The Product Manager is already sufficient to tell me what’s going on on the market and which products customers want because he is already in close contact with the potential customers, he should be well informed about the industry in which we act. In my case that was parts and accessories for automotive industry. So I didn’t see the need for a Product Marketing Manager.
But during the years I learnt more what the meaning of a Product Marketing Manager is. Indeed for a new StartUp for example it’s ok to let the Product Manager to take care of marketing stuff too, but in the best tech product companies, product marketing plays an essential role in discovery, delivery, and, ultimately, go-to-market, which is why they are important members of the product team, therefore you need a Product Marketing Manager anyway. It is equally essential for Product Managers to understand this.That being said I will continue this post aiming it to Product Managers.
As you’ll soon see, coming up with winning products is never easy. We need a product that our customers love, yet also works for our business. However, a very large component of what is meant by works for our business is that there is a real market there (large enough to sustain a business), we can successfully differentiate from the many competitors out there, we can cost-effectively acquire and engage new customers, and we have the go-to-market channels and capabilities required to get our product into the hands of our customers. Product marketing is our critical partner in this.
Modern product marketing managers represent the market to the product team-the positioning, the messaging, and a winning go-to-market plan. They are deeply engaged with the sales channel and know their capabilities, limitations, and current competitive issues.
The nature of product marketing is a bit different, depending on the type of business you have and how your product gets to market. When you make products for businesses that are sold through either a direct sales force or a channel sales organization, it is a very significant and critical job to declare the positioning – by that we mean the market position the product must occupy, in addition to the messaging – digital content assets, sales tools, and training that enable sales to effectively sell.

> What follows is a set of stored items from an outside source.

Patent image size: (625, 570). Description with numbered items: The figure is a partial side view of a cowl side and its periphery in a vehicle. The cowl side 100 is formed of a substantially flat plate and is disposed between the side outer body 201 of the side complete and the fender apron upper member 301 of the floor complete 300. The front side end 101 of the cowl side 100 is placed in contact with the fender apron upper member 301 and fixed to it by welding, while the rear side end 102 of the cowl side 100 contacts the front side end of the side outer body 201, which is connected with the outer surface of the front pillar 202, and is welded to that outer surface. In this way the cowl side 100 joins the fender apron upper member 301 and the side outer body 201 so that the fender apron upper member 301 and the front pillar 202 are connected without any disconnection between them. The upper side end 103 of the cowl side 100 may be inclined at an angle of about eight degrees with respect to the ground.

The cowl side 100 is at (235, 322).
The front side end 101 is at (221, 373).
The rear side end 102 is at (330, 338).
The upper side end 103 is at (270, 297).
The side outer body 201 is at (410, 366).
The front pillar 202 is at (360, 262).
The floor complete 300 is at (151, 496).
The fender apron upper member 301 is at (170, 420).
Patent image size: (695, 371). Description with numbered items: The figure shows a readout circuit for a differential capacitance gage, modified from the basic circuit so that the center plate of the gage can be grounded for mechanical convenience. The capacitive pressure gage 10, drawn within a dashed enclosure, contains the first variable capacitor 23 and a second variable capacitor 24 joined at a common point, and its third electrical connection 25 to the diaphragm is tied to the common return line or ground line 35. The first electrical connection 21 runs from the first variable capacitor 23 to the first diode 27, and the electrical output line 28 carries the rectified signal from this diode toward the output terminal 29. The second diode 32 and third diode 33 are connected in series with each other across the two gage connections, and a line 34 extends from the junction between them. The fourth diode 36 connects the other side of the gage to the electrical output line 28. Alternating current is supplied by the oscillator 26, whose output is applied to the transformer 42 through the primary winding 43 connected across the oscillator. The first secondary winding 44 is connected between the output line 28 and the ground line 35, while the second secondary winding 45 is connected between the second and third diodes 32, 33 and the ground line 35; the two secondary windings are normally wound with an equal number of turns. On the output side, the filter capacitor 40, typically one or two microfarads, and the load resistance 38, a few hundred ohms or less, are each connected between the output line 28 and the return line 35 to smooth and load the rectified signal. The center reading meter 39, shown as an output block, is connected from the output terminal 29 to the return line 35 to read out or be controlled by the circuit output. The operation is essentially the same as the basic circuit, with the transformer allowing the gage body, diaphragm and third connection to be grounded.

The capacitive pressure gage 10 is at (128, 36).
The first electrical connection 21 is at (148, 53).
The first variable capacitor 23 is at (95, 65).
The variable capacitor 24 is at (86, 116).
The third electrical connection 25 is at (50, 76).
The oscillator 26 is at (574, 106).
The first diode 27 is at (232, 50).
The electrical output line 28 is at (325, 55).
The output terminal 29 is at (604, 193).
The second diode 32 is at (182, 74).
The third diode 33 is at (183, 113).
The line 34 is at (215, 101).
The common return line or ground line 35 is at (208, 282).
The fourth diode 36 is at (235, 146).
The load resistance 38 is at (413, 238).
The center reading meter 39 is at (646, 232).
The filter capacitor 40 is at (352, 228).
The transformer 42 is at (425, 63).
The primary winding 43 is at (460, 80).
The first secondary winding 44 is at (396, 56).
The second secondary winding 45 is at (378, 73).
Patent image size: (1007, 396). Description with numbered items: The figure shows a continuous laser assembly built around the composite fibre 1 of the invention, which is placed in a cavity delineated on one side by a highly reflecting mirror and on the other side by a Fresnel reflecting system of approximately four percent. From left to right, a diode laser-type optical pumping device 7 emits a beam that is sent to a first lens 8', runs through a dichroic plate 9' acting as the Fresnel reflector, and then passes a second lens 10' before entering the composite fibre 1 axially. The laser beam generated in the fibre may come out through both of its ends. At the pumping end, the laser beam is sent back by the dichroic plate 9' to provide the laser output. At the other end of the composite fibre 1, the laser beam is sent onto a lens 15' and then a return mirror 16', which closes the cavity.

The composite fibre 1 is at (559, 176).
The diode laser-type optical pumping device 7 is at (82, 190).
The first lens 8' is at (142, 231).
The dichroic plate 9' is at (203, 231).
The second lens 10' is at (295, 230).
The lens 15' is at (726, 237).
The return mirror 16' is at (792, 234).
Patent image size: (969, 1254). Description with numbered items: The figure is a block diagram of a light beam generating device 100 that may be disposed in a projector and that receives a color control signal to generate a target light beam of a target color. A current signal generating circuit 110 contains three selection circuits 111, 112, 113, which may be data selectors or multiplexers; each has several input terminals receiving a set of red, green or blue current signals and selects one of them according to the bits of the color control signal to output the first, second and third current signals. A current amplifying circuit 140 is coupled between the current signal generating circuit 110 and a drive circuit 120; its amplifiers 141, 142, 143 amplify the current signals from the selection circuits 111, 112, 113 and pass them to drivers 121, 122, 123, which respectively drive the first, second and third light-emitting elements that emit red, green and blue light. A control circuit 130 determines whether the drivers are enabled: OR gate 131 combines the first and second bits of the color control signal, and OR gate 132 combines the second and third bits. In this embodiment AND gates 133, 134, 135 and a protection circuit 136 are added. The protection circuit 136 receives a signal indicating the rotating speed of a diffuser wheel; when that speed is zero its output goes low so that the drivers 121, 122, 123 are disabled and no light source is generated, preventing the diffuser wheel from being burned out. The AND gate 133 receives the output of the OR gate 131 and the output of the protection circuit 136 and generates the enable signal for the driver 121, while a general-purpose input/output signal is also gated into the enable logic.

If your company has a sales organization, and you don’t have a product marketing partner, then this responsibility likely falls on you as product manager. This can easily become a full-time job. And given the cost of the sales organization, it’s really not an option to ignore them. But, of course, if you’re spending your day helping the sales organization, who is figuring out the product for these people to sell?
If your company sells directly to consumers, it becomes easy for the marketing teams to focus on clicks and brand at the expense of ensuring all the product work adds up to a successfully differentiated market position. This is important to the long-term prospects of any company but also brings more meaning into all the work the product team does. It is very much in your best interest to make sure you have a Product Marketing Manager to work with, and it’s absolutely worth your time to make sure you understand the market – and your product marketing colleague understands the product – well enough for each of you to be successful. There are many important interactions throughout discovery and delivery, so it’s worth making a special effort to develop and maintain a strong working relationship with your product marketing colleague. For example, ensuring the product team is getting good signal from a broad enough representation of the market. It also becomes important in the messaging and deciding on the go-to-market plan based on these early product signals.
Note here that I am talking about the modern definition of the product marketing role. I am not describing the old model wherein product marketing was responsible for defining the product, and product management was primarily responsible for working with engineering to deliver that product. Having a strong product marketing partner does not diminish in any sense the product manager’s responsibility for delivering a successful product. The best product marketing manager and product manager relationships understand their respective roles but realize they are essential to each other’s success.